We can't recapture what Bullet Club was. It was a moment in time, it's gone—well, for me it's gone, obviously it's still going strong in its own right—but for me it's gone, and I'm moving on to new things. As I said, I've got plenty of tricks up my sleeve and plenty more ideas that I'm going to be touting around at the office. I'm going to look forward to the future as opposed to looking back at the past.

B/R: What's the best advice somebody's ever given you in NXT?

Balor: When I first came in, I was about to have my first match. I went up to Road Dogg and I said, 'Dogg, do you have any advice for me?' And he goes, 'Finn, you just go out there and do you. Don't change what you have done in your past, what got you here, don't change one thing.'

Finn Balor's career continues to blossom following an NXT Championship victory at the Beast in the East show at Sumo Hall.

And there's a lot of small things that I've tinkered with, but for the most part, I'm just going out there and I'm being me, and if I'm advised to do something that I wouldn't normally do—if it doesn't feel right to me—I look back at that advice that Road Dogg gave me. 'Just do you. Just do what feels right,' and that's what I've been doing.

B/R: I know you grew up watching wrestling, so tell me your favorite memories of the great Roddy Piper, who recently passed away.

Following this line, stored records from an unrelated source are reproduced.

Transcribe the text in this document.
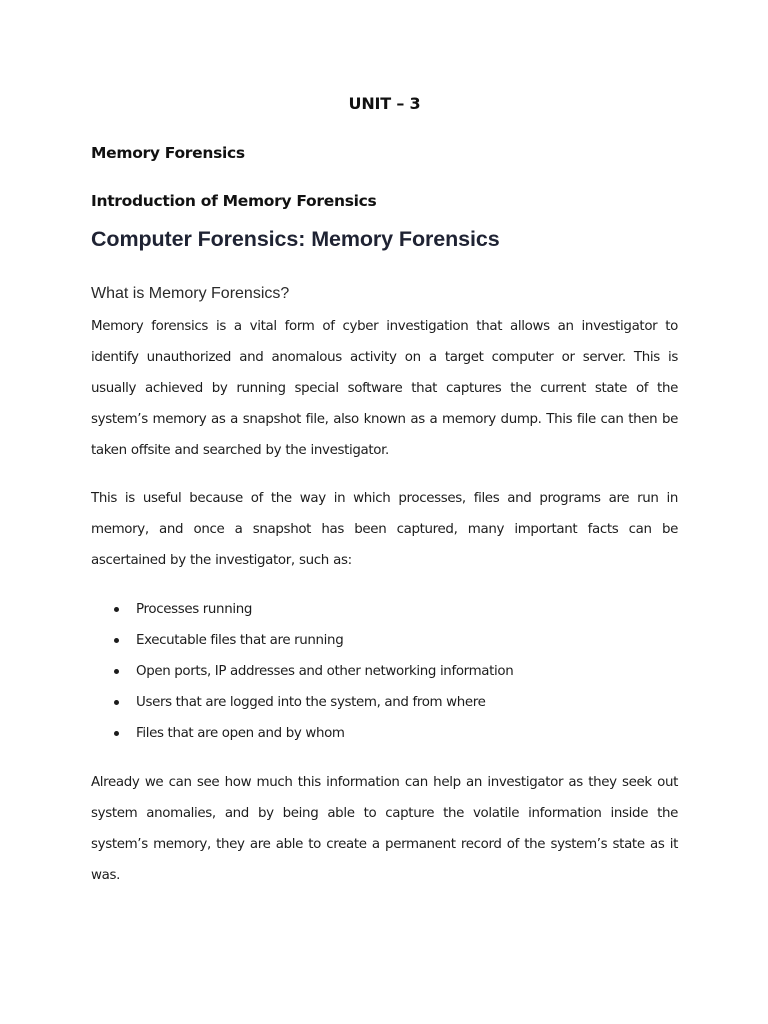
UNIT – 3
Memory Forensics
Introduction of Memory Forensics
Computer Forensics: Memory Forensics
What is Memory Forensics?

Memory forensics is a vital form of cyber investigation that allows an investigator to identify unauthorized and anomalous activity on a target computer or server. This is usually achieved by running special software that captures the current state of the system’s memory as a snapshot file, also known as a memory dump. This file can then be taken offsite and searched by the investigator.

This is useful because of the way in which processes, files and programs are run in memory, and once a snapshot has been captured, many important facts can be ascertained by the investigator, such as:

Processes running
Executable files that are running
Open ports, IP addresses and other networking information
Users that are logged into the system, and from where
Files that are open and by whom

Already we can see how much this information can help an investigator as they seek out system anomalies, and by being able to capture the volatile information inside the system’s memory, they are able to create a permanent record of the system’s state as it was.
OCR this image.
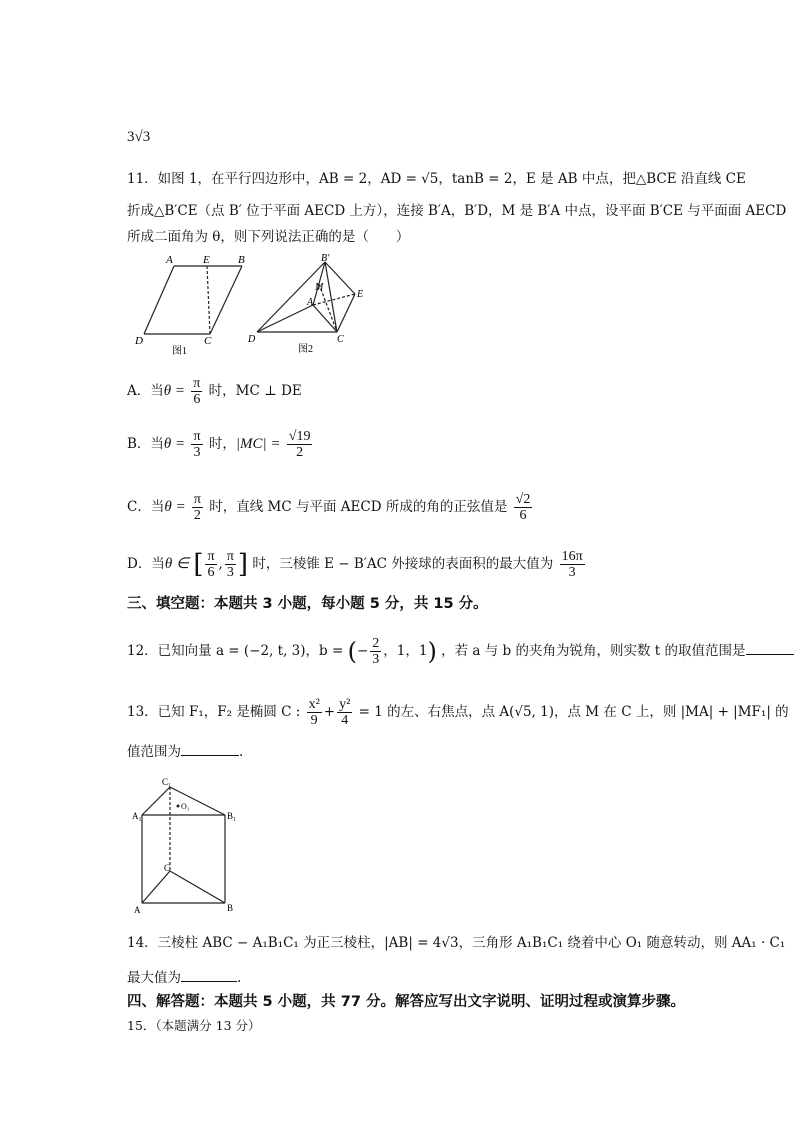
3√3
11．如图 1，在平行四边形中，AB = 2，AD = √5，tanB = 2，E 是 AB 中点，把△BCE 沿直线 CE
折成△B′CE（点 B′ 位于平面 AECD 上方），连接 B′A，B′D，M 是 B′A 中点，设平面 B′CE 与平面面 AECD
所成二面角为 θ，则下列说法正确的是（　　）
A	E	B
D	C
图1
B′
M
E
A
D	C
图2
A．当$\theta = \frac{\pi}{6}$ 时，MC ⊥ DE
B．当$\theta = \frac{\pi}{3}$ 时，$|MC| = \frac{√19}{2}$
C．当$\theta = \frac{\pi}{2}$ 时，直线 MC 与平面 AECD 所成的角的正弦值是 $\frac{√2}{6}$
D．当θ ∈ [ $\frac{\pi}{6}$ , $\frac{\pi}{3}$ ] 时，三棱锥 E − B′AC 外接球的表面积的最大值为 $\frac{16\pi}{3}$
三、填空题：本题共 3 小题，每小题 5 分，共 15 分。
12．已知向量 a = (−2, t, 3)，b = (− $\frac{2}{3}$ ，1，1) ，若 a 与 b 的夹角为锐角，则实数 t 的取值范围是
13．已知 F₁，F₂ 是椭圆 C : $\frac{\text{x²}}{9} + \frac{\text{y²}}{4} = 1$ 的左、右焦点，点 A(√5, 1)，点 M 在 C 上，则 |MA| + |MF₁| 的
值范围为	.
C₁
O₁
A₁	B₁
C
A	B
14．三棱柱 ABC − A₁B₁C₁ 为正三棱柱，|AB| = 4√3，三角形 A₁B₁C₁ 绕着中心 O₁ 随意转动，则 AA₁ · C₁
最大值为	.
四、解答题：本题共 5 小题，共 77 分。解答应写出文字说明、证明过程或演算步骤。
15．（本题满分 13 分）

Balor: Unbelievable performer. He came out with the body paint once or twice.

B/R: (Laughs)

Balor: Who forgets the coconut, you know? But I think just his intensity and the promos. He really blurred the lines between sports entertainment and reality. For me, as a kid, I couldn't tell why I was drawn to him. Why he was so captivating. He just made me believe. That's the only way I can explain it. I believed this guy was the real deal. It was a terrible loss for the industry, a very sad time, but we're blessed for having such an incredible performer as part of this industry.